Creio que alguns pontos devem ser ressaltados se queremos avançar na formação bíblica
de agentes de pastoral, capazes de animar biblicamente toda a Pastoral:

1. Devemos constatar que está em andamento uma descoberta progressiva de que a
Palavra de Deus não está só na Bíblia, mas também na vida, e de que o objetivo
principal da leitura da Bíblia não é interpretar a Bíblia, mas sim interpretar a vida com a
ajuda da Bíblia. Descobre-se que Deus fala hoje, através dos fatos. Isto gera um
entusiasmo muito grande. Não é tanto por causa das coisas novas que eles descobrem na
Bíblia, mas muito mais por causa da confirmação que recebem de que a caminhada
pastoral que estão fazendo é uma caminhada bíblica e, assim, neles se renova a
esperança. A Bíblia ajuda a descobrir que a Palavra de Deus, antes de ser lida na Bíblia,
já existia na vida. “Na verdade, o Senhor está neste lugar, e eu não o sabia” (Gn 28,16)! 
2. A Bíblia entra por uma outra porta na vida do povo. Ela não pela porta da imposição
autoritária, mas sim pela porta da experiência pessoal e comunitária. Ela se faz presente
não  como  um  livro  que  impõe  uma  doutrina  de  cima  para  baixo,  mas  como  uma  Boa
Nova  que  revela  a  presença  libertadora  de  Deus  na  vida  e  na  luta  do  povo.  Os  que
participam  dos  grupos  bíblicos,  eles  mesmos  se  encarregam  de  divulgar  esta  Boa
Notícia e atraem outras pessoas para participar (Pastoral Missionária). “Venham ver um
homem  que  me  contou  toda  a  minha  vida!”  (Jo 4,29).  Por  isso,  ninguém  sabe  quantos
grupos bíblicos existem. Só Deus mesmo!

3. Lendo assim a Bíblia, produz-se uma iluminação mútua entre Bíblia e vida. O sentido
e o alcance da Bíblia aparecem e se enriquecem à luz do que se vive e sofre na vida, e
vice-versa. Para que se produza esta ligação profunda entre Bíblia e vida, é importante:
a) Ter nos olhos as perguntas reais que vêm da vida e da realidade sofrida de hoje. Aqui
aparece  a  importância  de  o  estudioso  da  Bíblia  ter  convivência  e  experiência  pastoral
inserida no meio do povo. b) Descobrir que se pisa o mesmo chão, ontem e hoje. Aqui
aparece  a  importância  do  uso  da  ciência  e  do  bom  senso  tanto  na  análise  crítica  da
realidade  de  hoje  como  no  estudo  do  texto  e  seu  contexto  social.  c)  Ter  uma  visão
global  da  Bíblia  que  envolva  os  próprios  leitores  e  leitoras  e  que  esteja  ligada  com  a
situação concreta das suas vidas. 
4. A interpretação que o povo faz da Bíblia é uma atividade envolvente que compreende
não só a contribuição intelectual do exegeta, mas também e sobretudo todo o processo
de  participação  da  Comunidade  (Pastoral  de  Conjunto):  trabalho  e  estudo  de  grupo,
leitura pessoal e comunitária, teatro, celebrações, orações, recreios, “enfim, tudo que é
verdadeiro,  nobre,  justo,  puro,  amável,  honroso,  virtuoso  ou  que  de  qualquer  maneira
merece louvor” (Fl 4,8). Aqui aparecem a riqueza da criatividade popular e a amplidão
das intuições pastorais que vão nascendo com esta leitura.
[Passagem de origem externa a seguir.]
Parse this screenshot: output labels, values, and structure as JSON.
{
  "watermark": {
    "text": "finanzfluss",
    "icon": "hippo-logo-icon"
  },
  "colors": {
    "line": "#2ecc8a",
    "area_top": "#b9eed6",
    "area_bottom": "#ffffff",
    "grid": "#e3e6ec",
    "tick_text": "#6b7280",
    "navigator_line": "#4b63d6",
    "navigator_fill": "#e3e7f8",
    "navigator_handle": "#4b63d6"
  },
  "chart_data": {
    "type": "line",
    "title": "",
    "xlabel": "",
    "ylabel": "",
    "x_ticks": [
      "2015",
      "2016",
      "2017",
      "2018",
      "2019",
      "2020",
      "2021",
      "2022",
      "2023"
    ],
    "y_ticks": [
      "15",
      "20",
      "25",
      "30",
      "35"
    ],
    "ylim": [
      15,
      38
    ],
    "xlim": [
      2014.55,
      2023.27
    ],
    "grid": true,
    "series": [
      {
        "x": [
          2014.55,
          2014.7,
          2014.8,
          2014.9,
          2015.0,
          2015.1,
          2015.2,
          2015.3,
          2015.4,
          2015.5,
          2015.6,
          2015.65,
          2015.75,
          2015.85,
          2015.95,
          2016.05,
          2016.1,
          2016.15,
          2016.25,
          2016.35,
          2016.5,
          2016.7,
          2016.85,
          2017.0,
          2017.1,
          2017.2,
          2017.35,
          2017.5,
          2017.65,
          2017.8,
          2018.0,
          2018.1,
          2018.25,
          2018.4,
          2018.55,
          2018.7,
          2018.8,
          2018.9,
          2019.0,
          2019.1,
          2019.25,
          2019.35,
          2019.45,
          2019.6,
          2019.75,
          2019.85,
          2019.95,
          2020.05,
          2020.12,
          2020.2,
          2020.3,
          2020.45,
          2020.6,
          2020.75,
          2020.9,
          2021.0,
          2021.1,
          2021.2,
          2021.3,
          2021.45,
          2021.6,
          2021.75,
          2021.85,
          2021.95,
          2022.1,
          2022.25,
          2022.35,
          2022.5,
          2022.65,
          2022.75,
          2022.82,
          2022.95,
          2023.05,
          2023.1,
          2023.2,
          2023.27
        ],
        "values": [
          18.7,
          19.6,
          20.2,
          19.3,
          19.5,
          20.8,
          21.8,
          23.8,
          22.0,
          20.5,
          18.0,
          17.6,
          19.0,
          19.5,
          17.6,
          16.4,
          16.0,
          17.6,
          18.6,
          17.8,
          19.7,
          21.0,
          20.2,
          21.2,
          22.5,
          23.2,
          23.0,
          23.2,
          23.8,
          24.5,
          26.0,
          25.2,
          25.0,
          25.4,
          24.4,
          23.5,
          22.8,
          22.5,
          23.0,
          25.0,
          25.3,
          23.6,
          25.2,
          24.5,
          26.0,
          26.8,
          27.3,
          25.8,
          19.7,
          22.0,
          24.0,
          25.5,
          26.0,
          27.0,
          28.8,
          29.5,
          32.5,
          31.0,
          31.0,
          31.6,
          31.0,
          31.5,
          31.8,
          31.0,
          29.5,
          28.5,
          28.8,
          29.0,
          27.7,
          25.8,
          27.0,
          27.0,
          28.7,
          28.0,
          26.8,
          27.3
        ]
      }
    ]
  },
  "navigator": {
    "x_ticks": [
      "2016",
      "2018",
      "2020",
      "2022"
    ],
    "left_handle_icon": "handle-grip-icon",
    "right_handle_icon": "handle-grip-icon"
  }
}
5. Para uma boa interpretação da Bíblia, é muito importante o ambiente de fé e de
fraternidade, através de cantos, orações e celebrações (Pastoral Litúrgica). Sem este
contexto do Espírito, não se chega a descobrir o sentido que o texto tem para nós hoje.
Pois o sentido da Bíblia não é só uma idéia ou uma mensagem que se capta com a razão
e se objetiva através de raciocínios; é também um sentir, uma consolação, um conforto
que é sentido com o coração, “para que, pela perseverança e pela consolação que nos
proporcionam as Escrituras, tenhamos esperança” (Rm 15,4).